Both conditions have to be met in order for vendors to ship directly to students’ homes.

“We are aware of this issue and are working with vendors and impacted schools to ship items and make sure students can keep these traditions alive now that school buildings are closed,” said education spokeswoma­n Katie O’Hanlon.

The privacy restrictio­ns leave schools with few easy options for delivering the traditiona­l end-of-year materials.

“A lot of us have been struggling with what to do,” a public high school teacher said on condition of anonymity.

“How else are we supposed to get items to students given that schools are shut down?”

The Harbor School plans to ship the regalia to the homes of teachers across the five boroughs, Chetirko said. Teachers will then package the graduation gear and personally deliver it to the homes of students who live nearby.

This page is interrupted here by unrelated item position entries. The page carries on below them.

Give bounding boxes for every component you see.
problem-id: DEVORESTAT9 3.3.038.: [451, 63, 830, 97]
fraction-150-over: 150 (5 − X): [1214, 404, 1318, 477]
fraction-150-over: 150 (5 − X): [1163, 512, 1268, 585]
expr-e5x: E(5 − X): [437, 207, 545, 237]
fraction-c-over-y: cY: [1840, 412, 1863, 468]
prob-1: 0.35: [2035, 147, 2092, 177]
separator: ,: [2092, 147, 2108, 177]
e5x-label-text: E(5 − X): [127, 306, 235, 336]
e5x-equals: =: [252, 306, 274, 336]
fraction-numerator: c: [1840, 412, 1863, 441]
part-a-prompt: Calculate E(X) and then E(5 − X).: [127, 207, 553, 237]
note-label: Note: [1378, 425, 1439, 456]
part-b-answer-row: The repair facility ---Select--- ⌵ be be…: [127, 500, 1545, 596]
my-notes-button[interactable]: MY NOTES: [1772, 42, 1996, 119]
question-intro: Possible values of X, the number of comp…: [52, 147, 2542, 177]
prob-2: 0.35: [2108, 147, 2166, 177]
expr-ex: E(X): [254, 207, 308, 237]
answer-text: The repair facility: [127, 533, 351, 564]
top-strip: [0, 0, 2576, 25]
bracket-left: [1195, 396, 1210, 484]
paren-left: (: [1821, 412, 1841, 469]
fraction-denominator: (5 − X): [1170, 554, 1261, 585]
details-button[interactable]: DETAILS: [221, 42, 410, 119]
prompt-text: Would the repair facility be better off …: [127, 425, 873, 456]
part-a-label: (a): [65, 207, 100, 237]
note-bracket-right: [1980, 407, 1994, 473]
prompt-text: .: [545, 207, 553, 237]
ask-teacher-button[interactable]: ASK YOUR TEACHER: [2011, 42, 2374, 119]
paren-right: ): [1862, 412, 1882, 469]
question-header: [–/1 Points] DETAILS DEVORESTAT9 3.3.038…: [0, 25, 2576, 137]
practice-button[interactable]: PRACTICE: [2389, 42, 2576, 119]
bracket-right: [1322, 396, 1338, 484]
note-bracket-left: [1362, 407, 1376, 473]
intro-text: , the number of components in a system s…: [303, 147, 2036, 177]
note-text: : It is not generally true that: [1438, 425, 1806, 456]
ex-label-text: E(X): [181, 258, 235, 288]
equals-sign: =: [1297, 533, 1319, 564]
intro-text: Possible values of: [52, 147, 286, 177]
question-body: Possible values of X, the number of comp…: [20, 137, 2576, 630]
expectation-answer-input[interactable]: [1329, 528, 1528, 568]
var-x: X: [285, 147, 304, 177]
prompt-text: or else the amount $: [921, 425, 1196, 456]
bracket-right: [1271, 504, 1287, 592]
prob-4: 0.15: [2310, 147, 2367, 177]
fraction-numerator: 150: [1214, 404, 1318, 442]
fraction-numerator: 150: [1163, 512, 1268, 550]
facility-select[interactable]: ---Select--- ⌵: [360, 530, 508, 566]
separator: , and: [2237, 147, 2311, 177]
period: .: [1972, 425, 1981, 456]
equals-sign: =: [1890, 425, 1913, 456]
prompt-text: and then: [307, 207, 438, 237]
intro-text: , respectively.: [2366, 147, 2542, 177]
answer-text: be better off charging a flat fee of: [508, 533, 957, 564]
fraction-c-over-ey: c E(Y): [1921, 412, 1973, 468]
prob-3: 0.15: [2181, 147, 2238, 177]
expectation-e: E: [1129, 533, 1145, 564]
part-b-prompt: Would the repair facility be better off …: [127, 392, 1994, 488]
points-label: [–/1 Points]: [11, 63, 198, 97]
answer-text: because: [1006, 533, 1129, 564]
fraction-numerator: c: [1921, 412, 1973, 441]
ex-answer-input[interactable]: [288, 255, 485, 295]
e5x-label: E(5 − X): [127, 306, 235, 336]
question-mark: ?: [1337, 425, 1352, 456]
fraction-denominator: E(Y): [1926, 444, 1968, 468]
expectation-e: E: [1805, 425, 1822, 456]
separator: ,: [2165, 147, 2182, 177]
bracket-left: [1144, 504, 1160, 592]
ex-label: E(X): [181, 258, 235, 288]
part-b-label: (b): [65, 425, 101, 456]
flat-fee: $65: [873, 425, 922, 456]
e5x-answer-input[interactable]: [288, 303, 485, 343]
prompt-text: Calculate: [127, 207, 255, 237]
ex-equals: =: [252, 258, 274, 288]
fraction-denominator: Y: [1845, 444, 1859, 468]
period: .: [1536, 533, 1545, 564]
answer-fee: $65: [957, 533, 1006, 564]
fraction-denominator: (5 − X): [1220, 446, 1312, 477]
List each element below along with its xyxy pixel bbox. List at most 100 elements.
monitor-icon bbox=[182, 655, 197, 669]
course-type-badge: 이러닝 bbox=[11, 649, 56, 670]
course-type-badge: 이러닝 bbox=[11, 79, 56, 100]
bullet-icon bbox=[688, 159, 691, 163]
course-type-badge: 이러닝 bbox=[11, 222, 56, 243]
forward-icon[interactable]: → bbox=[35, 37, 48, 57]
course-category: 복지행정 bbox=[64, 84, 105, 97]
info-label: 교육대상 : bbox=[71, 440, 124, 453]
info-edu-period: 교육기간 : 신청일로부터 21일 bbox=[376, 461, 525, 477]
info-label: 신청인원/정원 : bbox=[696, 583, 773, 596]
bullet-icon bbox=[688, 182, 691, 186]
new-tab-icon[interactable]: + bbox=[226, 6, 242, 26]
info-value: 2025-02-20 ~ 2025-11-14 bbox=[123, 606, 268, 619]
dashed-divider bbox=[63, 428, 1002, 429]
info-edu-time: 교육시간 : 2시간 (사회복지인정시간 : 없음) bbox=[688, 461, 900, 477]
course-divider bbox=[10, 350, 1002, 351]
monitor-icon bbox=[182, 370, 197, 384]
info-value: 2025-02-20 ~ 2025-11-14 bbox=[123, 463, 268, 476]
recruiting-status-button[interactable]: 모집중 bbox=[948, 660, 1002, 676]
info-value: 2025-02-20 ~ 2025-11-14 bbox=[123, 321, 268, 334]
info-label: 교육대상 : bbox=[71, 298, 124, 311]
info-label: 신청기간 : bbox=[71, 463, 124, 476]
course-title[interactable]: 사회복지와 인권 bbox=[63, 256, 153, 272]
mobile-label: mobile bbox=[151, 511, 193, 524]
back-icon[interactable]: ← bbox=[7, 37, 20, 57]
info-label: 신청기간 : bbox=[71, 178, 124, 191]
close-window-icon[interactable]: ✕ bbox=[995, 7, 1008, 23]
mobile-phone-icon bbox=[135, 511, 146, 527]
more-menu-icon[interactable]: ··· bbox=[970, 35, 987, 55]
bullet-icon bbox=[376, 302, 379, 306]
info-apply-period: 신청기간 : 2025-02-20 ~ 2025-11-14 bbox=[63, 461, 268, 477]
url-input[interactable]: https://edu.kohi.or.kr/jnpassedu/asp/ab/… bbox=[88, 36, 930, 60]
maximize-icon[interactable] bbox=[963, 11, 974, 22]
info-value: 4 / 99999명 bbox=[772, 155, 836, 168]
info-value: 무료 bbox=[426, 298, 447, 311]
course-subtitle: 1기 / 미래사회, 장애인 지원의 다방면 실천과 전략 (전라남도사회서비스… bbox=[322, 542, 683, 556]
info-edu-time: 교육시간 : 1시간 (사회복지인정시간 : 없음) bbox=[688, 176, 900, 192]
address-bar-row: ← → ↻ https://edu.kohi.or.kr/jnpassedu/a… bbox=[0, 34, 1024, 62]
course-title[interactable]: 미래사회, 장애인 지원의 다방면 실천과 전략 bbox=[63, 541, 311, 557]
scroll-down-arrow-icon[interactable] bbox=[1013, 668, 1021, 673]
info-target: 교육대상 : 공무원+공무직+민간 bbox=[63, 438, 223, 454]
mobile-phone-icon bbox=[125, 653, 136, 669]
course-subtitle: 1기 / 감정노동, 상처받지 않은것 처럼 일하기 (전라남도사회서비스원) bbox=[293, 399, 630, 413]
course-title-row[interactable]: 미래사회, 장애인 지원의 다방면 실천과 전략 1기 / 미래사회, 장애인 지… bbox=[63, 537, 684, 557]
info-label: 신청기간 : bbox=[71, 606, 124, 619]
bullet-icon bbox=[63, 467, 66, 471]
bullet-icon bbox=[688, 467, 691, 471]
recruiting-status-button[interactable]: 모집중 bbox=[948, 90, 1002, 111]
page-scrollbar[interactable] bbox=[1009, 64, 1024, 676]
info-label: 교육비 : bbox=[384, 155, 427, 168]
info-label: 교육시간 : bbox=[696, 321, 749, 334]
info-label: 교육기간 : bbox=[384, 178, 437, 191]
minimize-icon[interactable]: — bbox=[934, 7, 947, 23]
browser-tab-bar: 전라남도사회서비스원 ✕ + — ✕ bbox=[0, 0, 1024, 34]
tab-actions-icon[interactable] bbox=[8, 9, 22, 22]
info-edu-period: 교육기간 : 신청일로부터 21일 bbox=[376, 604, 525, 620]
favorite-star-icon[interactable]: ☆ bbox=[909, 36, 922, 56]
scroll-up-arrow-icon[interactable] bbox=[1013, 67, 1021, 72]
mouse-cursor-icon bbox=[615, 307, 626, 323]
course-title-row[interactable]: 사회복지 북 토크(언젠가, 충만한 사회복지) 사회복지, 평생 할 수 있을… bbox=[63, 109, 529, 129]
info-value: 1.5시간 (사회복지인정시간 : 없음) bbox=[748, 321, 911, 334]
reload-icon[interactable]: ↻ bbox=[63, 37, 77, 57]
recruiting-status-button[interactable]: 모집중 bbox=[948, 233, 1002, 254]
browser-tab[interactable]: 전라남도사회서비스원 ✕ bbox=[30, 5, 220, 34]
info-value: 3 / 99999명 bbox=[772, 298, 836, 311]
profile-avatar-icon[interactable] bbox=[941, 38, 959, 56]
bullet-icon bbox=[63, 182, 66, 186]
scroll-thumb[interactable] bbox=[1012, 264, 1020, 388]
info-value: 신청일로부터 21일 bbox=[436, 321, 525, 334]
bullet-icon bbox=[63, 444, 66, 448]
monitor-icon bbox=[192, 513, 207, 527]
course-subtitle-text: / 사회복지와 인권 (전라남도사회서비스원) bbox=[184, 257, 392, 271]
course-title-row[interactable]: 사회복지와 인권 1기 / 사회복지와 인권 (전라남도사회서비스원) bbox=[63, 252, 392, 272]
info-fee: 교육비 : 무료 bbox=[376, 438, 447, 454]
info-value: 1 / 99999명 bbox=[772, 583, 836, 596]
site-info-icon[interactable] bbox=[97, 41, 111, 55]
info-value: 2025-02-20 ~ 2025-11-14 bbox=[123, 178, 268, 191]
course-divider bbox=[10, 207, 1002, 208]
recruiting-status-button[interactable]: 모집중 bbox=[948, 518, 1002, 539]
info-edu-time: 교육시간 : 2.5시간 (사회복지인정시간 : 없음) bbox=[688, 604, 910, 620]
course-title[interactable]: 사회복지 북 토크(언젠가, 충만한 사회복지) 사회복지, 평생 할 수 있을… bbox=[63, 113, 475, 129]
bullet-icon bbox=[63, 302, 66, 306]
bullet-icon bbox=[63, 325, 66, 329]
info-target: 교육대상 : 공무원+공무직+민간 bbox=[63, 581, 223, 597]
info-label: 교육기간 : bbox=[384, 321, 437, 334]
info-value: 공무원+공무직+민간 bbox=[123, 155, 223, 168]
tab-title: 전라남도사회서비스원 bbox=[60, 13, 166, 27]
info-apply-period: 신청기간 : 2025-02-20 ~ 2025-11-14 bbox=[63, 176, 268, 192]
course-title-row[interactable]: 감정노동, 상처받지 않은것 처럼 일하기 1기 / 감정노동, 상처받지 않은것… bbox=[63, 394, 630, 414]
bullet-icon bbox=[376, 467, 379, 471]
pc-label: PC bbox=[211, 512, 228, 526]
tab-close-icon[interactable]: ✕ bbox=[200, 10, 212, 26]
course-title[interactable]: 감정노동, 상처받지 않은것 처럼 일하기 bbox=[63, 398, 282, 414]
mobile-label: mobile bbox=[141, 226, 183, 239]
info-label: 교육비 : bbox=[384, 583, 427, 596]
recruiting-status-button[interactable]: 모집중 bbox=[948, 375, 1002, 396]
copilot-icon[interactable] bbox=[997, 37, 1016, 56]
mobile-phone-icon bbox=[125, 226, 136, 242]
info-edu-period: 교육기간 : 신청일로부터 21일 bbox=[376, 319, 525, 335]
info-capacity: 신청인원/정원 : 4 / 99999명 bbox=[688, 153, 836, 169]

Whatever the method, educators agree on the importance of the mission. Many students have already put down funds for caps, gowns and yearbooks, and refunding them is even more complicate­d amid the pandemic.

And even if graduation ceremonies won’t happen in person, many schools plan virtual commenceme­nts where students can wear their gowns and caps.

Students at the Harbor School plan virtual meetings to brainstorm how to decorate their graduation caps — an annual tradition at the school.

With all the disruption­s of the past few months, “we would like to have some type of uniform experience,” Chetirko said.